Eating Charred Foods With Acrylamide Increases Cancer Risk: What You Should Know

Acrylamide
Eating burned foods can increase your risk for cancer. Photo courtesy of Shutterstock

Swedish researchers stumbled upon a potential cancer-causing agent in food known as acrylamide back in 2002. While an abundance of animal studies have highlighted acrylamide’s carcinogenic properties, human studies have been sorely lacking. A report issued by the European Safety Authority’s (EFSA) Panel on Contaminants in the Food Chain (CONTAM) this past Thursday has found that consuming acrylamide — a chemical that develops on starchy foods when they are cooked at high temperatures — can increase a person’s risk for cancer.

“The public consultation helped us to fine-tune the scientific opinion,” Dr. Diane Benford, the chair of the CONTAM Panel, said in a statement. “In particular, we have further clarified our evaluation of studies on the effects of acrylamide in humans and our description of the main food sources of acrylamide for consumers. Also, recent studies that we became aware of during the public consultation phase have been integrated into the final scientific opinion.”

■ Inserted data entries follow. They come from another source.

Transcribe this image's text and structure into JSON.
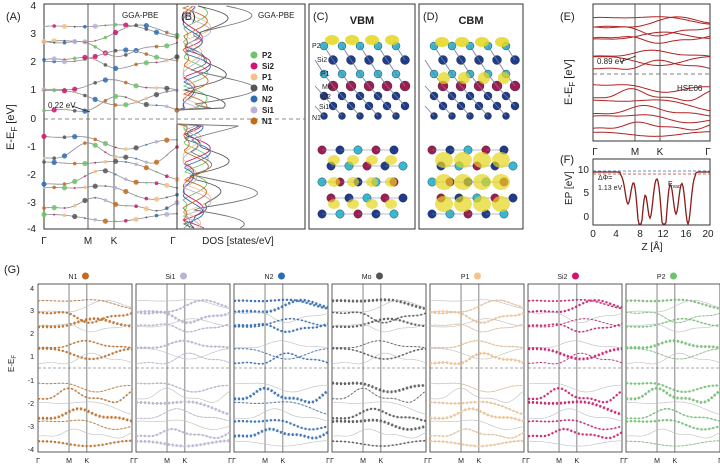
{
  "panels": {
    "A": {
      "tag": "(A)",
      "method": "GGA-PBE",
      "gap": "0.22 eV",
      "ylabel": "E-E",
      "ylabel_sub": "F",
      "yunit": " [eV]",
      "yticks": [
        "4",
        "3",
        "2",
        "1",
        "0",
        "-1",
        "-2",
        "-3",
        "-4"
      ],
      "kpoints": [
        "Γ",
        "M",
        "K",
        "Γ"
      ]
    },
    "B": {
      "tag": "(B)",
      "method": "GGA-PBE",
      "xlabel": "DOS [states/eV]",
      "legend": [
        {
          "name": "P2",
          "color": "#6cc36c"
        },
        {
          "name": "Si2",
          "color": "#d01470"
        },
        {
          "name": "P1",
          "color": "#f5c28a"
        },
        {
          "name": "Mo",
          "color": "#555555"
        },
        {
          "name": "N2",
          "color": "#2a6db5"
        },
        {
          "name": "Si1",
          "color": "#b9b3d6"
        },
        {
          "name": "N1",
          "color": "#c46a1c"
        }
      ]
    },
    "C": {
      "tag": "(C)",
      "title": "VBM",
      "atoms": [
        "P2",
        "Si2",
        "P1",
        "Mo",
        "N2",
        "Si1",
        "N1"
      ]
    },
    "D": {
      "tag": "(D)",
      "title": "CBM"
    },
    "E": {
      "tag": "(E)",
      "method": "HSE06",
      "gap": "0.89 eV",
      "ylabel": "E-E",
      "ylabel_sub": "F",
      "yunit": " [eV]",
      "yticks": [
        "4",
        "3",
        "2",
        "1",
        "0",
        "-1",
        "-2",
        "-3",
        "-4"
      ],
      "kpoints": [
        "Γ",
        "M",
        "K",
        "Γ"
      ]
    },
    "F": {
      "tag": "(F)",
      "ylabel": "EP [eV]",
      "xlabel": "Z [Å]",
      "yticks": [
        "10",
        "5",
        "0"
      ],
      "xticks": [
        "0",
        "4",
        "8",
        "12",
        "16",
        "20"
      ],
      "delta": "ΔΦ=",
      "delta_val": "1.13  eV",
      "evac": "E",
      "evac_sub": "vac"
    },
    "G": {
      "tag": "(G)",
      "ylabel": "E-E",
      "ylabel_sub": "F",
      "yticks": [
        "4",
        "3",
        "2",
        "1",
        "0",
        "-1",
        "-2",
        "-3",
        "-4"
      ],
      "kpoints": [
        "Γ",
        "M",
        "K",
        "Γ"
      ],
      "projections": [
        {
          "name": "N1",
          "color": "#c46a1c"
        },
        {
          "name": "Si1",
          "color": "#b9b3d6"
        },
        {
          "name": "N2",
          "color": "#2a6db5"
        },
        {
          "name": "Mo",
          "color": "#555555"
        },
        {
          "name": "P1",
          "color": "#f5c28a"
        },
        {
          "name": "Si2",
          "color": "#d01470"
        },
        {
          "name": "P2",
          "color": "#6cc36c"
        }
      ]
    }
  }
}
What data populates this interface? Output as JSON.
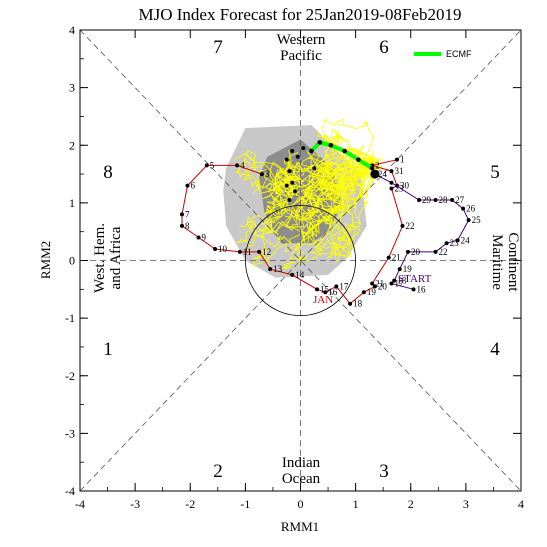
{
  "chart_data": {
    "type": "line",
    "title": "MJO Index Forecast for 25Jan2019-08Feb2019",
    "xlabel": "RMM1",
    "ylabel": "RMM2",
    "xlim": [
      -4,
      4
    ],
    "ylim": [
      -4,
      4
    ],
    "x_ticks": [
      "-4",
      "-3",
      "-2",
      "-1",
      "0",
      "1",
      "2",
      "3",
      "4"
    ],
    "y_ticks": [
      "-4",
      "-3",
      "-2",
      "-1",
      "0",
      "1",
      "2",
      "3",
      "4"
    ],
    "phase_numbers": [
      "1",
      "2",
      "3",
      "4",
      "5",
      "6",
      "7",
      "8"
    ],
    "regions": {
      "western_pacific": [
        "Western",
        "Pacific"
      ],
      "indian_ocean": [
        "Indian",
        "Ocean"
      ],
      "maritime_continent": [
        "Maritime",
        "Continent"
      ],
      "africa": [
        "West. Hem.",
        "and Africa"
      ]
    },
    "legend": {
      "label": "ECMF",
      "color": "#00ff00",
      "position": "top-right"
    },
    "annotations": {
      "start": "START",
      "month": "JAN"
    },
    "colors": {
      "observed_dec": "#7a0000",
      "observed_jan": "#cc0000",
      "observed_jan_tail": "#4b0082",
      "ensemble": "#ffff00",
      "ensemble_mean": "#00ff00",
      "spread_outer": "#c8c8c8",
      "spread_inner": "#8c8c8c"
    },
    "series": [
      {
        "values": [
          {
            "x": 1.75,
            "y": 1.75,
            "label": "1"
          },
          {
            "x": 1.3,
            "y": 1.65,
            "label": "2"
          },
          {
            "x": 1.65,
            "y": 1.55,
            "label": "31"
          },
          {
            "x": 1.75,
            "y": 1.3,
            "label": "30"
          },
          {
            "x": 1.65,
            "y": 1.25,
            "label": "23"
          },
          {
            "x": 1.85,
            "y": 0.6,
            "label": "22"
          },
          {
            "x": 1.6,
            "y": 0.05,
            "label": "21"
          },
          {
            "x": 1.3,
            "y": -0.4,
            "label": "21"
          },
          {
            "x": 1.35,
            "y": -0.45,
            "label": "20"
          },
          {
            "x": 1.15,
            "y": -0.55,
            "label": "19"
          },
          {
            "x": 0.9,
            "y": -0.75,
            "label": "18"
          },
          {
            "x": 0.65,
            "y": -0.45,
            "label": "17"
          },
          {
            "x": 0.45,
            "y": -0.55,
            "label": "16"
          },
          {
            "x": 0.3,
            "y": -0.5,
            "label": "15"
          },
          {
            "x": -0.15,
            "y": -0.25,
            "label": "14"
          },
          {
            "x": -0.55,
            "y": -0.15,
            "label": "13"
          },
          {
            "x": -0.75,
            "y": 0.15,
            "label": "12"
          },
          {
            "x": -1.1,
            "y": 0.15,
            "label": "11"
          },
          {
            "x": -1.55,
            "y": 0.2,
            "label": "10"
          },
          {
            "x": -1.85,
            "y": 0.4,
            "label": "9"
          },
          {
            "x": -2.15,
            "y": 0.6,
            "label": "8"
          },
          {
            "x": -2.15,
            "y": 0.8,
            "label": "7"
          },
          {
            "x": -2.05,
            "y": 1.3,
            "label": "6"
          },
          {
            "x": -1.7,
            "y": 1.65,
            "label": "5"
          },
          {
            "x": -1.15,
            "y": 1.65,
            "label": "4"
          },
          {
            "x": -0.7,
            "y": 1.5,
            "label": "3"
          }
        ]
      },
      {
        "values": [
          {
            "x": 1.35,
            "y": 1.5,
            "label": "24"
          },
          {
            "x": 1.65,
            "y": 1.35,
            "label": ""
          },
          {
            "x": 2.15,
            "y": 1.05,
            "label": "29"
          },
          {
            "x": 2.45,
            "y": 1.05,
            "label": "28"
          },
          {
            "x": 2.75,
            "y": 1.05,
            "label": "27"
          },
          {
            "x": 2.95,
            "y": 0.9,
            "label": "26"
          },
          {
            "x": 3.05,
            "y": 0.7,
            "label": "25"
          },
          {
            "x": 2.85,
            "y": 0.35,
            "label": "24"
          },
          {
            "x": 2.65,
            "y": 0.3,
            "label": "23"
          },
          {
            "x": 2.45,
            "y": 0.15,
            "label": "22"
          },
          {
            "x": 1.95,
            "y": 0.15,
            "label": "20"
          },
          {
            "x": 1.8,
            "y": -0.15,
            "label": "19"
          },
          {
            "x": 1.7,
            "y": -0.35,
            "label": "18"
          },
          {
            "x": 1.65,
            "y": -0.4,
            "label": "17"
          },
          {
            "x": 2.05,
            "y": -0.5,
            "label": "16"
          }
        ]
      },
      {
        "values": [
          {
            "x": 0.2,
            "y": 1.9,
            "label": ""
          },
          {
            "x": 0.35,
            "y": 2.05,
            "label": ""
          },
          {
            "x": 0.55,
            "y": 2.0,
            "label": ""
          },
          {
            "x": 0.8,
            "y": 1.9,
            "label": ""
          },
          {
            "x": 1.05,
            "y": 1.75,
            "label": ""
          },
          {
            "x": 1.3,
            "y": 1.6,
            "label": ""
          }
        ]
      },
      {
        "values": [
          {
            "x": -0.2,
            "y": 1.55,
            "label": ""
          },
          {
            "x": -0.05,
            "y": 1.8,
            "label": ""
          },
          {
            "x": 0.05,
            "y": 1.95,
            "label": ""
          },
          {
            "x": -0.25,
            "y": 1.75,
            "label": ""
          },
          {
            "x": -0.15,
            "y": 1.9,
            "label": ""
          },
          {
            "x": 0.25,
            "y": 1.6,
            "label": ""
          },
          {
            "x": -0.25,
            "y": 1.3,
            "label": ""
          },
          {
            "x": -0.2,
            "y": 1.05,
            "label": ""
          },
          {
            "x": -0.1,
            "y": 1.2,
            "label": ""
          },
          {
            "x": -0.15,
            "y": 1.35,
            "label": ""
          }
        ]
      },
      {
        "values": [
          {
            "x": 1.35,
            "y": 1.5,
            "label": ""
          }
        ]
      }
    ],
    "spread_outer": [
      {
        "x": -1.4,
        "y": 1.2
      },
      {
        "x": -1.35,
        "y": 1.6
      },
      {
        "x": -1.0,
        "y": 2.3
      },
      {
        "x": 0.2,
        "y": 2.35
      },
      {
        "x": 1.1,
        "y": 1.5
      },
      {
        "x": 1.2,
        "y": 0.6
      },
      {
        "x": 0.85,
        "y": 0.05
      },
      {
        "x": 0.5,
        "y": -0.25
      },
      {
        "x": -0.45,
        "y": -0.3
      },
      {
        "x": -1.0,
        "y": 0.0
      },
      {
        "x": -1.35,
        "y": 0.6
      }
    ],
    "spread_inner": [
      {
        "x": -0.75,
        "y": 1.45
      },
      {
        "x": -0.6,
        "y": 1.8
      },
      {
        "x": 0.0,
        "y": 2.1
      },
      {
        "x": 0.6,
        "y": 1.6
      },
      {
        "x": 0.75,
        "y": 0.95
      },
      {
        "x": 0.5,
        "y": 0.5
      },
      {
        "x": 0.2,
        "y": 0.3
      },
      {
        "x": -0.35,
        "y": 0.3
      },
      {
        "x": -0.65,
        "y": 0.8
      }
    ]
  }
}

The EFSA drew attention to animal studies showing that acrylamide and its metabolite glycidamide are gentoxic and carcinogenic agents that result in DNA damage and cancer development. After acrylamide is ingested, it gets absorbed by the gastrointestinal tract, is distributed to all organs, and, finally, metabolized. The metabolite resulting from this process, glycidamide, is often associated with gene mutations and tumor growth.

Potato chips, coffee, biscuits, crackers, crisp bread, and soft bread (prepared via frying, baking, roasting, and industrial processing, at temperatures around 250 degrees Fahrenheit) are considered the most common food groups contributing to acrylamide exposure. Sugars and amino acids, most notably asparagine, that are naturally found in certain foods are what produces acrylamide. The chemical process resulting in acrylamide, dubbed the Maillard Reaction, is the same process that “browns” food and impacts its taste.

According to the American Cancer Society, acrylamide can also be used in industrial processes, like the production of paper, dyes, and plastics. Along with cigarette smoke, acrylamide can be found in caulk, food packaging, and certain adhesives. The Food and Drug Administration issued similar draft guidelines back in November 2013 explaining the potential cancer risk associated with acrylamide. Acrylamide was also the reasoning behind the decision by McDonald’s to abandon longtime business partner J.R. Simplot.

Acrylamide is not found in boiled food; however, researchers have found high concentration of it in breakfast cereal and black olives. In addition to bowel, bladder, and kidney cancer, researchers also warn against the harmful effect it can have on the nervous system, pre- and post-natal development, and male fertility. Higher cooking temperatures and longer cooking times can increase the amount of acrylamide in your food.